Folgende 10 Punkte habe ich von der Veranstaltung mitgenommen. Sie sind in meinen Augen wichtig für die weitere Entwicklung von Open Access in Deutschland:

  1. Die Verschmelzung von Forschungs(förderungs)informationssystemen und Open Access Repositorien kann einen wichtiger Treiber für die Öffnung von Wissenschaft und Forschung (und damit auch Open Access) und zukünftig eine Interessante Quelle für Open (Science) Data Projekte sein. Einfache Bedienbarkeit durch die Universitätsmitarbeiter und die Sicherung der Qualität der Daten stellt dabei eine große Herausforderung dar.
  2. Die Wissenschaftsförderungsinstitutionen sollten Wissenschaftler und Forschungsinstitutionen im Rahmen Ihrer Förderrichtlinien stärker zu Open Access verpflichten und auch zur Verbreitung der Ideale von Open Access beitragen. Leider wird die größte deutsche Wissenschaftsförderungsinstitutionen, die Deutsche Forschungsgemeinschaft (DFG), voraussichtlich nicht kurzfristig in der Lage sein, solch eine Richtlinie zu verabschieden. Das hat laut Dr. Fournier, DFG-Programmdirektor Wissenschaftliche Literaturversorgungs- und Informationssysteme, vor allem politische und insititutionelle Gründe.
  3. Es gibt signifikante Unterschiede zwischen der Verbreitung, Erfahrung und Akzeptanz von Open Access und Selbstarchivierung zwischen den unterschiedlichsten wissenschaftlichen Disziplinen, die es bei der Verbreitung und Etablierung von Open Access zu berücksichtigen gilt.
  4. Die deutsche Open Access Community sollte von der Bundesregierung einen nationalen Open Access Erklärung/Plan einfordern, so geschehen in Irland.
  5. Lambert Heller vom Open Science Lab der TIB Hannover forderte dazu auf, „Cyberscientists“/Digitalisierungs-Enthusiasten in den wissenschaftlichen Institutionen, Organisationen und Entscheidungsgremien zu suchen und in die Debatte der digitalen Übertragung und der Entwicklung von Open Access Strategien aktiv mit einzubinden.
  6. Es gibt keinen Grund, dass universitäre Rechenzentren, andere IT Fachabteilungen und Bibliotheken nicht gemeinsam und miteinander an der Digitalisierung und Öffnung von wissenschaftlichen Publikationen arbeiten.

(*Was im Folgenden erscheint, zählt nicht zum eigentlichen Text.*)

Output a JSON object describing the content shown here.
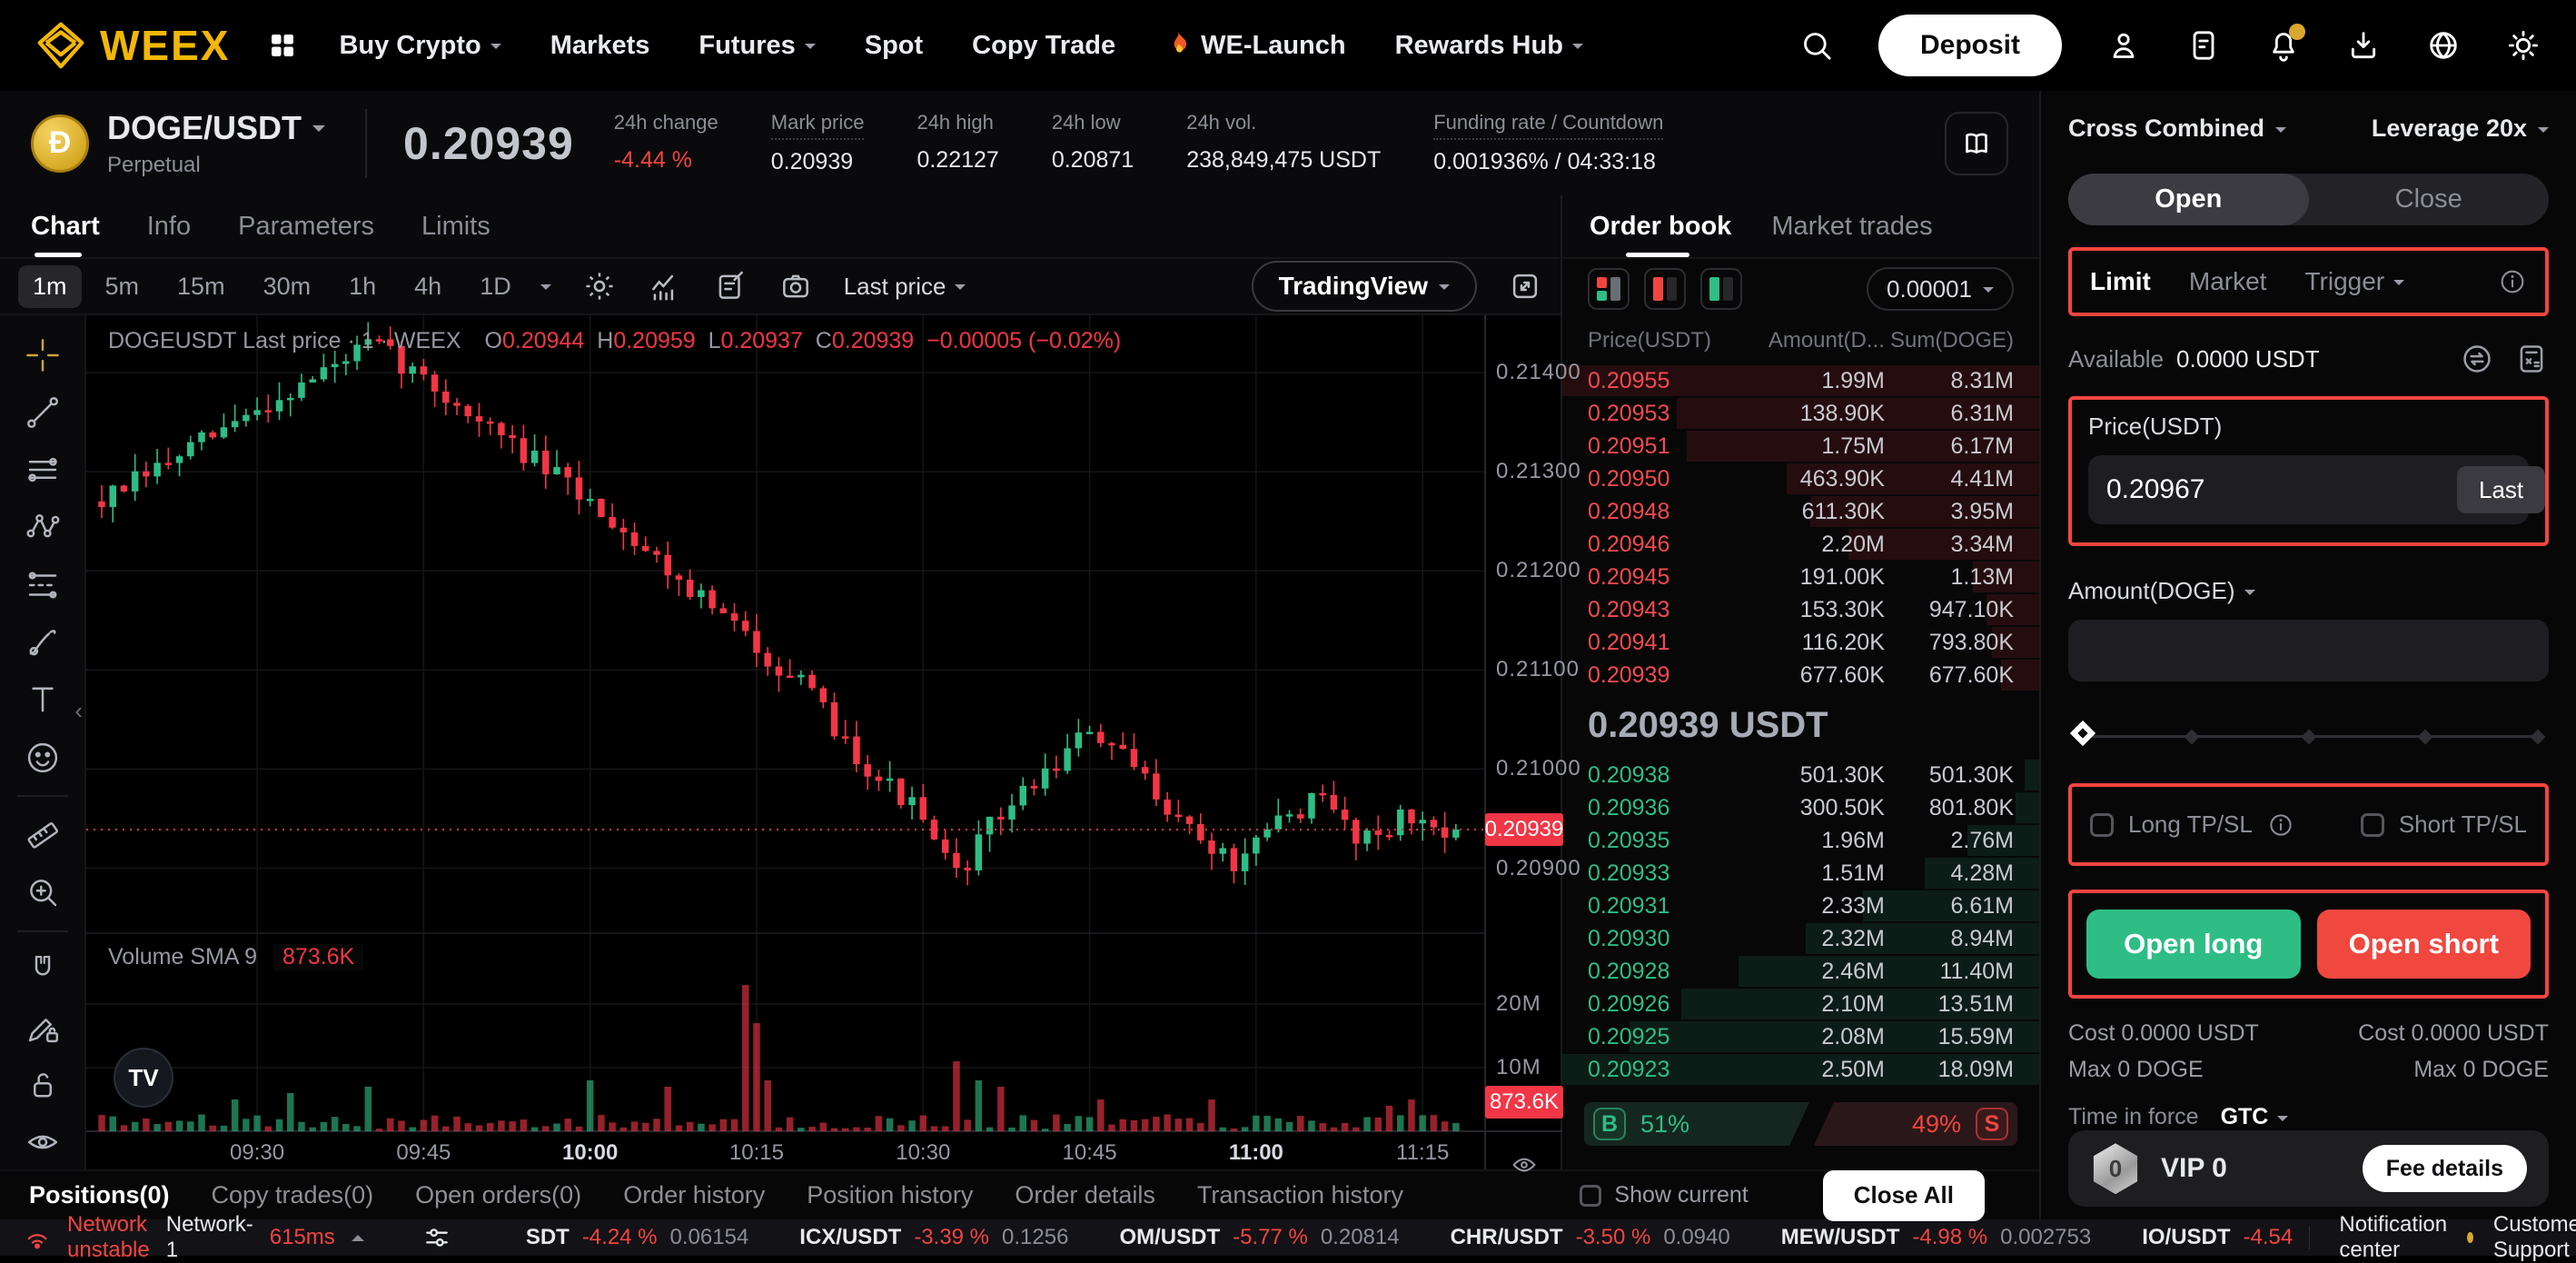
{
  "nav": {
    "brand": "WEEX",
    "menu": [
      {
        "label": "Buy Crypto",
        "caret": true
      },
      {
        "label": "Markets",
        "caret": false
      },
      {
        "label": "Futures",
        "caret": true
      },
      {
        "label": "Spot",
        "caret": false
      },
      {
        "label": "Copy Trade",
        "caret": false
      },
      {
        "label": "WE-Launch",
        "caret": false,
        "flame": true
      },
      {
        "label": "Rewards Hub",
        "caret": true
      }
    ],
    "deposit_label": "Deposit"
  },
  "ticker": {
    "pair": "DOGE/USDT",
    "market_type": "Perpetual",
    "last_price": "0.20939",
    "stats": [
      {
        "label": "24h change",
        "value": "-4.44 %",
        "value_color": "red",
        "underline": false
      },
      {
        "label": "Mark price",
        "value": "0.20939",
        "underline": true
      },
      {
        "label": "24h high",
        "value": "0.22127",
        "underline": false
      },
      {
        "label": "24h low",
        "value": "0.20871",
        "underline": false
      },
      {
        "label": "24h vol.",
        "value": "238,849,475 USDT",
        "underline": false
      },
      {
        "label": "Funding rate / Countdown",
        "value": "0.001936% / 04:33:18",
        "underline": true
      }
    ]
  },
  "chart": {
    "tabs": [
      "Chart",
      "Info",
      "Parameters",
      "Limits"
    ],
    "active_tab": "Chart",
    "intervals": [
      "1m",
      "5m",
      "15m",
      "30m",
      "1h",
      "4h",
      "1D"
    ],
    "active_interval": "1m",
    "price_source": "Last price",
    "vendor": "TradingView",
    "tv_logo": "TV",
    "legend": {
      "series": "DOGEUSDT Last price · 1 · WEEX",
      "items": [
        [
          "O",
          "0.20944"
        ],
        [
          "H",
          "0.20959"
        ],
        [
          "L",
          "0.20937"
        ],
        [
          "C",
          "0.20939"
        ]
      ],
      "change": "−0.00005 (−0.02%)"
    },
    "volume_legend": {
      "label": "Volume SMA 9",
      "value": "873.6K"
    },
    "price_axis": [
      "0.21400",
      "0.21300",
      "0.21200",
      "0.21100",
      "0.21000",
      "0.20900"
    ],
    "last_price_badge": "0.20939",
    "volume_axis": [
      "20M",
      "10M"
    ],
    "volume_badge": "873.6K",
    "time_axis": [
      "09:30",
      "09:45",
      "10:00",
      "10:15",
      "10:30",
      "10:45",
      "11:00",
      "11:15"
    ],
    "time_axis_highlighted": [
      "10:00",
      "11:00"
    ],
    "colors": {
      "up": "#2ebd85",
      "down": "#f23645",
      "grid": "#151517",
      "badge": "#f23645"
    },
    "trend": [
      [
        0,
        0.2127
      ],
      [
        0.05,
        0.2131
      ],
      [
        0.1,
        0.2135
      ],
      [
        0.15,
        0.2139
      ],
      [
        0.2,
        0.2143
      ],
      [
        0.23,
        0.214
      ],
      [
        0.27,
        0.2136
      ],
      [
        0.32,
        0.2131
      ],
      [
        0.37,
        0.2126
      ],
      [
        0.42,
        0.212
      ],
      [
        0.47,
        0.2114
      ],
      [
        0.52,
        0.2108
      ],
      [
        0.56,
        0.2101
      ],
      [
        0.6,
        0.2096
      ],
      [
        0.63,
        0.2089
      ],
      [
        0.66,
        0.2095
      ],
      [
        0.7,
        0.21
      ],
      [
        0.73,
        0.2104
      ],
      [
        0.77,
        0.2099
      ],
      [
        0.81,
        0.2093
      ],
      [
        0.84,
        0.209
      ],
      [
        0.87,
        0.2095
      ],
      [
        0.9,
        0.2097
      ],
      [
        0.93,
        0.2093
      ],
      [
        0.96,
        0.2095
      ],
      [
        1,
        0.20939
      ]
    ],
    "volume_spikes": [
      [
        0.1,
        5
      ],
      [
        0.14,
        6
      ],
      [
        0.2,
        7
      ],
      [
        0.36,
        8
      ],
      [
        0.42,
        7
      ],
      [
        0.475,
        23
      ],
      [
        0.483,
        17
      ],
      [
        0.49,
        8
      ],
      [
        0.63,
        11
      ],
      [
        0.645,
        8
      ],
      [
        0.66,
        7
      ],
      [
        0.74,
        5
      ],
      [
        0.82,
        5
      ],
      [
        0.95,
        4
      ],
      [
        0.97,
        5
      ]
    ]
  },
  "orderbook": {
    "tabs": [
      "Order book",
      "Market trades"
    ],
    "active_tab": "Order book",
    "precision": "0.00001",
    "headers": [
      "Price(USDT)",
      "Amount(D...",
      "Sum(DOGE)"
    ],
    "asks": [
      {
        "price": "0.20955",
        "amount": "1.99M",
        "sum": "8.31M",
        "pct": 100
      },
      {
        "price": "0.20953",
        "amount": "138.90K",
        "sum": "6.31M",
        "pct": 76
      },
      {
        "price": "0.20951",
        "amount": "1.75M",
        "sum": "6.17M",
        "pct": 74
      },
      {
        "price": "0.20950",
        "amount": "463.90K",
        "sum": "4.41M",
        "pct": 53
      },
      {
        "price": "0.20948",
        "amount": "611.30K",
        "sum": "3.95M",
        "pct": 48
      },
      {
        "price": "0.20946",
        "amount": "2.20M",
        "sum": "3.34M",
        "pct": 40
      },
      {
        "price": "0.20945",
        "amount": "191.00K",
        "sum": "1.13M",
        "pct": 14
      },
      {
        "price": "0.20943",
        "amount": "153.30K",
        "sum": "947.10K",
        "pct": 11
      },
      {
        "price": "0.20941",
        "amount": "116.20K",
        "sum": "793.80K",
        "pct": 10
      },
      {
        "price": "0.20939",
        "amount": "677.60K",
        "sum": "677.60K",
        "pct": 8
      }
    ],
    "mid_price": "0.20939 USDT",
    "bids": [
      {
        "price": "0.20938",
        "amount": "501.30K",
        "sum": "501.30K",
        "pct": 3
      },
      {
        "price": "0.20936",
        "amount": "300.50K",
        "sum": "801.80K",
        "pct": 5
      },
      {
        "price": "0.20935",
        "amount": "1.96M",
        "sum": "2.76M",
        "pct": 15
      },
      {
        "price": "0.20933",
        "amount": "1.51M",
        "sum": "4.28M",
        "pct": 24
      },
      {
        "price": "0.20931",
        "amount": "2.33M",
        "sum": "6.61M",
        "pct": 37
      },
      {
        "price": "0.20930",
        "amount": "2.32M",
        "sum": "8.94M",
        "pct": 49
      },
      {
        "price": "0.20928",
        "amount": "2.46M",
        "sum": "11.40M",
        "pct": 63
      },
      {
        "price": "0.20926",
        "amount": "2.10M",
        "sum": "13.51M",
        "pct": 75
      },
      {
        "price": "0.20925",
        "amount": "2.08M",
        "sum": "15.59M",
        "pct": 86
      },
      {
        "price": "0.20923",
        "amount": "2.50M",
        "sum": "18.09M",
        "pct": 100
      }
    ],
    "buy_label": "B",
    "buy_pct": "51%",
    "sell_pct": "49%",
    "sell_label": "S"
  },
  "panel": {
    "margin_mode": "Cross Combined",
    "leverage": "Leverage 20x",
    "side_tabs": [
      "Open",
      "Close"
    ],
    "active_side": "Open",
    "order_types": [
      "Limit",
      "Market",
      "Trigger"
    ],
    "active_order_type": "Limit",
    "available_label": "Available",
    "available_value": "0.0000 USDT",
    "price_label": "Price(USDT)",
    "price_value": "0.20967",
    "last_button": "Last",
    "amount_label": "Amount(DOGE)",
    "long_tpsl": "Long TP/SL",
    "short_tpsl": "Short TP/SL",
    "open_long": "Open long",
    "open_short": "Open short",
    "cost_label": "Cost",
    "cost_long": "0.0000 USDT",
    "cost_short": "0.0000 USDT",
    "max_label": "Max",
    "max_long": "0 DOGE",
    "max_short": "0 DOGE",
    "tif_label": "Time in force",
    "tif_value": "GTC",
    "vip": "VIP 0",
    "vip_badge": "0",
    "fee_details": "Fee details"
  },
  "bottom_tabs": {
    "items": [
      "Positions(0)",
      "Copy trades(0)",
      "Open orders(0)",
      "Order history",
      "Position history",
      "Order details",
      "Transaction history"
    ],
    "active": "Positions(0)",
    "show_current": "Show current",
    "close_all": "Close All"
  },
  "status": {
    "network_warning": "Network unstable",
    "network": "Network-1",
    "latency": "615ms",
    "pairs": [
      {
        "name": "SDT",
        "change": "-4.24 %",
        "price": "0.06154"
      },
      {
        "name": "ICX/USDT",
        "change": "-3.39 %",
        "price": "0.1256"
      },
      {
        "name": "OM/USDT",
        "change": "-5.77 %",
        "price": "0.20814"
      },
      {
        "name": "CHR/USDT",
        "change": "-3.50 %",
        "price": "0.0940"
      },
      {
        "name": "MEW/USDT",
        "change": "-4.98 %",
        "price": "0.002753"
      },
      {
        "name": "IO/USDT",
        "change": "-4.54",
        "price": ""
      }
    ],
    "notification_center": "Notification center",
    "customer_support": "Customer Support"
  }
}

  7. Die universitären Bibliotheken der Zukunft sollten nicht nur Kosten für das offene Publizieren übernehmen (und damit einen Beitrag dazu leisten, die Wissenskommunikation zurück an die Universitäten zu holen), sie sollten auch die Erstellung und den Betrieb von Open Access Journalen und Platformen unterstützen und befördern. Darüber hinaus sollte sich die Bibliothek in diesem Zusammenhang als „Open Access“ Servicedienstleister der Universität verstehen.

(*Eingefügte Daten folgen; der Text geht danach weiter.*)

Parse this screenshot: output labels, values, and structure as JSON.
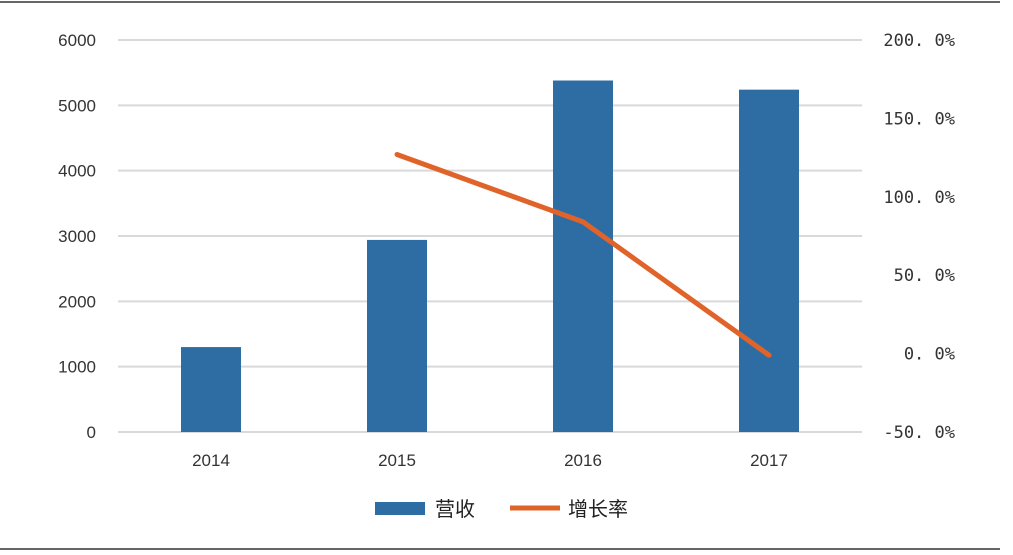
{
  "chart_data": {
    "type": "bar+line",
    "categories": [
      "2014",
      "2015",
      "2016",
      "2017"
    ],
    "series": [
      {
        "name": "营收",
        "type": "bar",
        "axis": "left",
        "color": "#2e6da4",
        "values": [
          1300,
          2940,
          5380,
          5240
        ]
      },
      {
        "name": "增长率",
        "type": "line",
        "axis": "right",
        "color": "#e0642a",
        "values": [
          null,
          127,
          84,
          -1
        ]
      }
    ],
    "left_axis": {
      "ylim": [
        0,
        6000
      ],
      "ticks": [
        "0",
        "1000",
        "2000",
        "3000",
        "4000",
        "5000",
        "6000"
      ]
    },
    "right_axis": {
      "ylim": [
        -50,
        200
      ],
      "unit": "%",
      "ticks": [
        "-50.0%",
        "0.0%",
        "50.0%",
        "100.0%",
        "150.0%",
        "200.0%"
      ]
    },
    "grid": true,
    "legend_position": "bottom",
    "title": "",
    "xlabel": "",
    "ylabel": ""
  }
}
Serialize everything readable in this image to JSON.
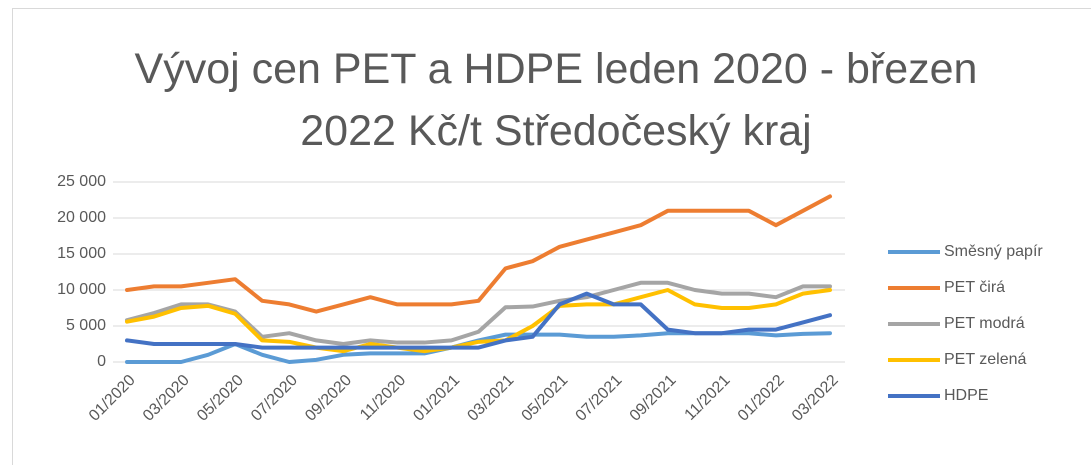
{
  "chart_data": {
    "type": "line",
    "title": "Vývoj cen PET a HDPE leden 2020 - březen 2022 Kč/t Středočeský kraj",
    "categories": [
      "01/2020",
      null,
      "03/2020",
      null,
      "05/2020",
      null,
      "07/2020",
      null,
      "09/2020",
      null,
      "11/2020",
      null,
      "01/2021",
      null,
      "03/2021",
      null,
      "05/2021",
      null,
      "07/2021",
      null,
      "09/2021",
      null,
      "11/2021",
      null,
      "01/2022",
      null,
      "03/2022"
    ],
    "series": [
      {
        "name": "Směsný papír",
        "color": "#5b9bd5",
        "values": [
          0,
          0,
          0,
          1000,
          2500,
          1000,
          0,
          300,
          1000,
          1200,
          1200,
          1200,
          2000,
          3000,
          3800,
          3800,
          3800,
          3500,
          3500,
          3700,
          4000,
          4000,
          4000,
          4000,
          3700,
          3900,
          4000
        ]
      },
      {
        "name": "PET čirá",
        "color": "#ed7d31",
        "values": [
          10000,
          10500,
          10500,
          11000,
          11500,
          8500,
          8000,
          7000,
          8000,
          9000,
          8000,
          8000,
          8000,
          8500,
          13000,
          14000,
          16000,
          17000,
          18000,
          19000,
          21000,
          21000,
          21000,
          21000,
          19000,
          21000,
          23000
        ]
      },
      {
        "name": "PET modrá",
        "color": "#a5a5a5",
        "values": [
          5800,
          6800,
          8000,
          8000,
          7000,
          3500,
          4000,
          3000,
          2500,
          3000,
          2700,
          2700,
          3000,
          4200,
          7600,
          7700,
          8500,
          9000,
          10000,
          11000,
          11000,
          10000,
          9500,
          9500,
          9000,
          10500,
          10500
        ]
      },
      {
        "name": "PET zelená",
        "color": "#ffc000",
        "values": [
          5600,
          6300,
          7500,
          7800,
          6700,
          3000,
          2800,
          2000,
          1500,
          2500,
          2000,
          1500,
          2000,
          2800,
          3000,
          5000,
          7800,
          8000,
          8000,
          9000,
          10000,
          8000,
          7500,
          7500,
          8000,
          9500,
          10000
        ]
      },
      {
        "name": "HDPE",
        "color": "#4472c4",
        "values": [
          3000,
          2500,
          2500,
          2500,
          2500,
          2000,
          2000,
          2000,
          2000,
          2000,
          2000,
          2000,
          2000,
          2000,
          3000,
          3500,
          8000,
          9500,
          8000,
          8000,
          4500,
          4000,
          4000,
          4500,
          4500,
          5500,
          6500
        ]
      }
    ],
    "ylim": [
      0,
      25000
    ],
    "yticks": [
      0,
      {
        "value": 5000,
        "label": "5 000"
      },
      {
        "value": 10000,
        "label": "10 000"
      },
      {
        "value": 15000,
        "label": "15 000"
      },
      {
        "value": 20000,
        "label": "20 000"
      },
      {
        "value": 25000,
        "label": "25 000"
      }
    ],
    "grid": true,
    "legend": "right"
  }
}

  8. Die meisten Universitäten haben Repositorien und die meisten Journale brauchen Plattformen und Ablageplatz für ihre Inhalte, bisher gibt es aber nur zu wenige Universitäten, die sich dafür zur Verfügung stellen. Das muss sich ändern!
  9. Wissenschaftlerinnen und Wissenschaftler müssen realisieren, dass sie die Rechte an Ihren Inhalten für die gemeinfreie Nutzung sichern und behalten müssen. Dabei sollte auch beachtet werden, das „Open“ nicht immer gleich Open bedeutet: Alle Beteiligten müssen sich über rechtliche Aspekte der wirklichen Öffnung von Wissenschaft klarwerden, bevor sie von echter Öffnung sprechen.

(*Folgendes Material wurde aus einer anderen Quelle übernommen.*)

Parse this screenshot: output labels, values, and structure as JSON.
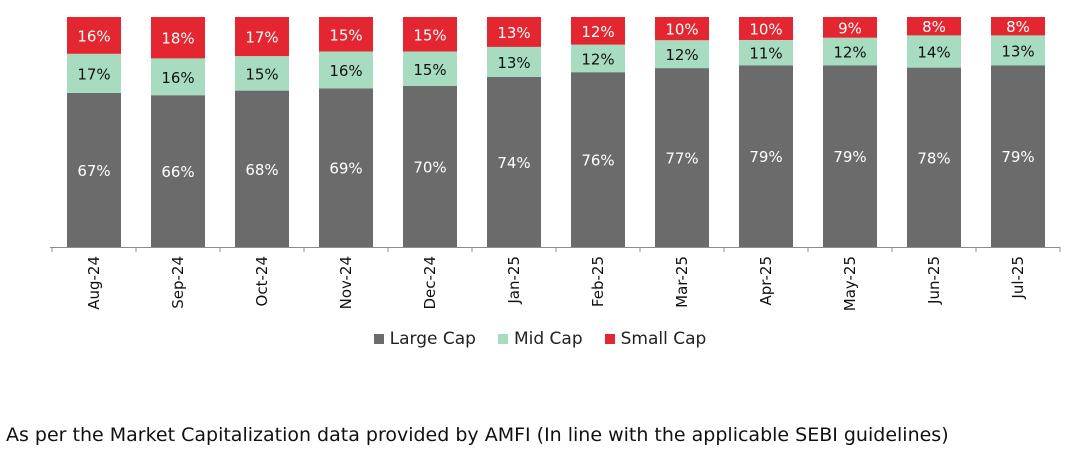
{
  "chart_data": {
    "type": "bar",
    "stacked": true,
    "categories": [
      "Aug-24",
      "Sep-24",
      "Oct-24",
      "Nov-24",
      "Dec-24",
      "Jan-25",
      "Feb-25",
      "Mar-25",
      "Apr-25",
      "May-25",
      "Jun-25",
      "Jul-25"
    ],
    "series": [
      {
        "name": "Large Cap",
        "color": "#6b6b6b",
        "values": [
          67,
          66,
          68,
          69,
          70,
          74,
          76,
          77,
          79,
          79,
          78,
          79
        ]
      },
      {
        "name": "Mid Cap",
        "color": "#a8dcc0",
        "values": [
          17,
          16,
          15,
          16,
          15,
          13,
          12,
          12,
          11,
          12,
          14,
          13
        ]
      },
      {
        "name": "Small Cap",
        "color": "#e3262f",
        "values": [
          16,
          18,
          17,
          15,
          15,
          13,
          12,
          10,
          10,
          9,
          8,
          8
        ]
      }
    ],
    "value_suffix": "%",
    "legend_position": "bottom"
  },
  "footnote": "As per the Market Capitalization data provided by AMFI (In line with the applicable SEBI guidelines)"
}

  10. Studenten und junge Wissenschaftler müssen stärker und regelmäßiger mit den Idealen und Konzepten von Open Access konfrontiert werden (Beispiel). Wir brauchen mehr Aktivitäten bei der Überzeugungsarbeit und weniger Gerede: Es braucht auch mehr OA-Evangelismus bezüglich der Vorteile von Open Access mit dem wissenschaftlichen Nachwuchs. Darüber hinaus müssen ältere Wissenschaftler und Forscher stärker damit konfrontiert werden, welche Schwächen das aktuelle Publikations- und Reputationssystem aufweist und welche Möglichkeiten zur Dissamination und welche alternative Metriken Open Access für sie aufweist. Die Veränderung hin zum offenen Publizieren muss aus der wissenschaftlichen Community kommen.

Die Gastgeber der Open Access Tage 2013 waren die Staats- und Universitätsbibliothek Hamburg und die ZBW - Leibniz-Informationszentrum Wirtschaft.

Disclamer: Dieser Beitrag wurde zuerst im Blog des Hybrid Publishing Labs des Centres for Digital Cultures an der Leuphana Universität Lüneburg veröffentlicht. Er wurde aus dem Englischen übersetzt und leicht angepasst.